Now, about those charity mittens – do you think I can finish the mate (not started) by dinnertime? Clearly someone who puts her own needs before those of children who need mittens is a bad person. At least the scarf and I will look stylish in hell.

An all-dessert knitting potluck.

Since we last saw each other, I’ve been a very persistent knitter. Here, at last, is a picture of the first finished RibTip sock with (of course), its mate well underway.

But the piece de resistance may well be the Age of Aquarius hat from Knitter’s Stash that I’ve been working on as a Christmas gift – it’s cleverly constructed (or perhaps this is just me because I’ve not knitted a hat like this before) so that you knit the brim and then after purling the turning row, you flip the hat inside out. . Then you knit the crown in a slightly different cable pattern, and when you’re done, flip the brim up for contrast. Just imagine the top of the hat here – even half done, isn’t the alpaca yummy? I normally don’t use words like that, but Classic Elite Montera is doing it for me. Plus, I’m going to finish a Christmas gift soon, and it’s not even close to Christmas.

The hat was my knitting on the way to A Wool Gathering, which was fun, but I was…whelmed. I came, I saw, I bought 2 ounces of roving for thrummed mittens, even though I am not thrumming along, petted some llamas and goats, ate the best peach danish of my life, and left. As Knit One Purl Too’s Yarn Acquisition Specialist (my husband) said, “It’s like a potluck where everyone brought dessert.” There was some beautiful handspun yarn, and more beautiful handspun yarn, and some alpaca, and more alpaca. And the hemp sock yarn lady Bonne Marie likes was not there after all, and there was very little sock yarn (even the vendor who carried Cherry Tree Hill had no SuperSock merino. I spent most of that weekend gripped by socknitting fever, not to be quenched with all this lovely handspun (and let’s be honest, some of it was not so lovely, it was just rustic). I did come away with an idea for a hat pattern; if I can reverse-engineer the hat I saw (and add my own twist to it), you might see a pattern here someday (If you wanted to design your own projects, you couldn’t do better than this notebook as a place to sketch them out, complete with a space for notes.). The hat idea is not just an excuse to buy the notebook.

What’s a girl to do when not quite satisfied with her first fiber festival? Why, make a detour to The Fifth Stitch, where Ellen hooked me up with some yummy (there’s that word again) sock yarn.
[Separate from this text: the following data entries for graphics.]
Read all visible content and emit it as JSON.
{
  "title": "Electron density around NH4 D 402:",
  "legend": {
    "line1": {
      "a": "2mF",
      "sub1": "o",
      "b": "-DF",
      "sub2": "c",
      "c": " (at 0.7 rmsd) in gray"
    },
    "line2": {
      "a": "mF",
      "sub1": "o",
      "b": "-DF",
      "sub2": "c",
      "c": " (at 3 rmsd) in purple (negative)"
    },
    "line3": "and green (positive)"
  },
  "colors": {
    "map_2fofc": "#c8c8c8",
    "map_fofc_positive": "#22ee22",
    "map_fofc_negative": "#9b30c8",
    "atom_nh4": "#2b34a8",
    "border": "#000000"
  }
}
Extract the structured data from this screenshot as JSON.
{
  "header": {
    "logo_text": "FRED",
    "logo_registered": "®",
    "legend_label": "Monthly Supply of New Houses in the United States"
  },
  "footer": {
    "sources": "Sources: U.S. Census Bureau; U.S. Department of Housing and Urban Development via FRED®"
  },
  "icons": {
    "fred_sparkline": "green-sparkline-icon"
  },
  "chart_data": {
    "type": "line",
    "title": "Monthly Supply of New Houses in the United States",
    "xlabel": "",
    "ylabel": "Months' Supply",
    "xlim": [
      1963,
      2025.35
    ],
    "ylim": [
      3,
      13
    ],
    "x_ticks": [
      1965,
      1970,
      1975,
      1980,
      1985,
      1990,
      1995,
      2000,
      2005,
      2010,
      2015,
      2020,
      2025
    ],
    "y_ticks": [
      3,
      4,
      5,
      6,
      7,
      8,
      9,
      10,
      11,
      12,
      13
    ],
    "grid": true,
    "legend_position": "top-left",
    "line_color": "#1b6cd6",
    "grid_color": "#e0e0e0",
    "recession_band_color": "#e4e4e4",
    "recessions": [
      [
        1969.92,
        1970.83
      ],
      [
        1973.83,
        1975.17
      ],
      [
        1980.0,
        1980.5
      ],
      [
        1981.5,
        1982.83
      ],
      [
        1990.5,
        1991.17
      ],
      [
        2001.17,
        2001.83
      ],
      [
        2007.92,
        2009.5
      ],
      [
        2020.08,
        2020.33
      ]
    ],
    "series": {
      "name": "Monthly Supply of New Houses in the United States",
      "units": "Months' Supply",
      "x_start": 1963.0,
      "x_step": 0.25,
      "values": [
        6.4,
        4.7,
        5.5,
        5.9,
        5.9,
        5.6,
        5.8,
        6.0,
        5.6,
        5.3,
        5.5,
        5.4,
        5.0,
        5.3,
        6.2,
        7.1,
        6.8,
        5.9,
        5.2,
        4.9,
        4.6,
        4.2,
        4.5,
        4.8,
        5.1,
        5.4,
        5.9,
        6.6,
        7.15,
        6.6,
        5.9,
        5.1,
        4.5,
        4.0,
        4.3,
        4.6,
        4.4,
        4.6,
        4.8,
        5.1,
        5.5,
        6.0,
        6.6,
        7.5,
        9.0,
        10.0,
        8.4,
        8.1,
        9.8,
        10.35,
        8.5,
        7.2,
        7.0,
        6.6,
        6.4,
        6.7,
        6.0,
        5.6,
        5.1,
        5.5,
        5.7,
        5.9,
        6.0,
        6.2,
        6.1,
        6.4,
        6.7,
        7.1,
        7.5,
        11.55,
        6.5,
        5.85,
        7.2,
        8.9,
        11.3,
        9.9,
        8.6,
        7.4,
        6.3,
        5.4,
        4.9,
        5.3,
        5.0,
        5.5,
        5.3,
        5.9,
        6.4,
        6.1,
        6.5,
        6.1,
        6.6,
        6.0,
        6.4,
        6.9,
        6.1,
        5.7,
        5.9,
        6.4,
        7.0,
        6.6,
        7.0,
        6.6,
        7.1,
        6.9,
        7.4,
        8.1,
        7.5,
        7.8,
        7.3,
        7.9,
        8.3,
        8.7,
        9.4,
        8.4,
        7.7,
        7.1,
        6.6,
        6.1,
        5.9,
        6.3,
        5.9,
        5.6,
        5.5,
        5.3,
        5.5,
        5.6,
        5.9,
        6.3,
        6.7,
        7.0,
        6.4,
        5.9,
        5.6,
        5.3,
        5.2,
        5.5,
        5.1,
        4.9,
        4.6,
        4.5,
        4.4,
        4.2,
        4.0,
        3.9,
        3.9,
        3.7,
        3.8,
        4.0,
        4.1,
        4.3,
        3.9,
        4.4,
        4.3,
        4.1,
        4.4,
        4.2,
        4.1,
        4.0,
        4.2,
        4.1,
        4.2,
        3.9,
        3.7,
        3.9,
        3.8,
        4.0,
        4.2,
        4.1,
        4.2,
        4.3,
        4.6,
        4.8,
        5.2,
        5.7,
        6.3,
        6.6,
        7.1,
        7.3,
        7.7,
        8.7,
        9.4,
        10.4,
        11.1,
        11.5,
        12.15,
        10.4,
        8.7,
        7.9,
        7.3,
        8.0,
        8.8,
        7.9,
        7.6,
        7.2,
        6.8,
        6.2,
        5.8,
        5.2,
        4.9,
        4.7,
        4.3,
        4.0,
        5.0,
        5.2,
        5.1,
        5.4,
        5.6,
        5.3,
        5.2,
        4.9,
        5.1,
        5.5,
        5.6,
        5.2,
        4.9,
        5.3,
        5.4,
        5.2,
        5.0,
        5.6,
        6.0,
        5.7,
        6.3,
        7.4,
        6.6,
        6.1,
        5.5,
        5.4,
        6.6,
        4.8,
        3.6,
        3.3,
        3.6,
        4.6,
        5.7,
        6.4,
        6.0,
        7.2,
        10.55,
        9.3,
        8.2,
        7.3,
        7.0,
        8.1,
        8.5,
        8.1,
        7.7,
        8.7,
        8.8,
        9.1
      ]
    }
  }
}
I could easily have walked out of there with twice as much, because she had an amazing selection – Apple Laine in Dark Chocolate for a Jackie E-S lace sock pattern, Cherry Tree Hill in Peacock, some Lang Jawoll, and another skein of Mountain Colors Glacier Peak for the gift socks for the person with really big feet I mentioned in my last entry. At one point during my frustrated search for something, anything I really liked at A Wool Gathering, my husband whispered “Enhance your stash” in my ear. So I did, thanks to Ellen.

Speaking of socks, the next Six Sox knitalong socks are Fluted Bannister Socks – I happen to have some Sockotta, which is what Susan knit the model in, and I’m very suggestible when it comes to yarn. [FYI: Susan also has an excellent tip for improving the IK Flower Basket Shawl by using a symmetrical decrease - cool.]

Content unrelated to knitting, but I want one: sock dog instructions.

Content related to knitting, because Audrey is on my list of sweaters I should already be wearing: Audrey neckband instructions.

And also from the “sweaters I like more than I thought” department: Vivian Hoxbro’s Wine Leaves jacket (that’s actually the pullover – this is the jacket, but I like the pullover colorway. I am not normally swayed by the newfangled (even modular knitting, which is not really all that fangled), but that’s beautiful!

But in the end, it all comes back to socks: I like a tasteful sock just fine, but these Bib Overalls socks from Blackberry Ridge are so cute I may just have to make them.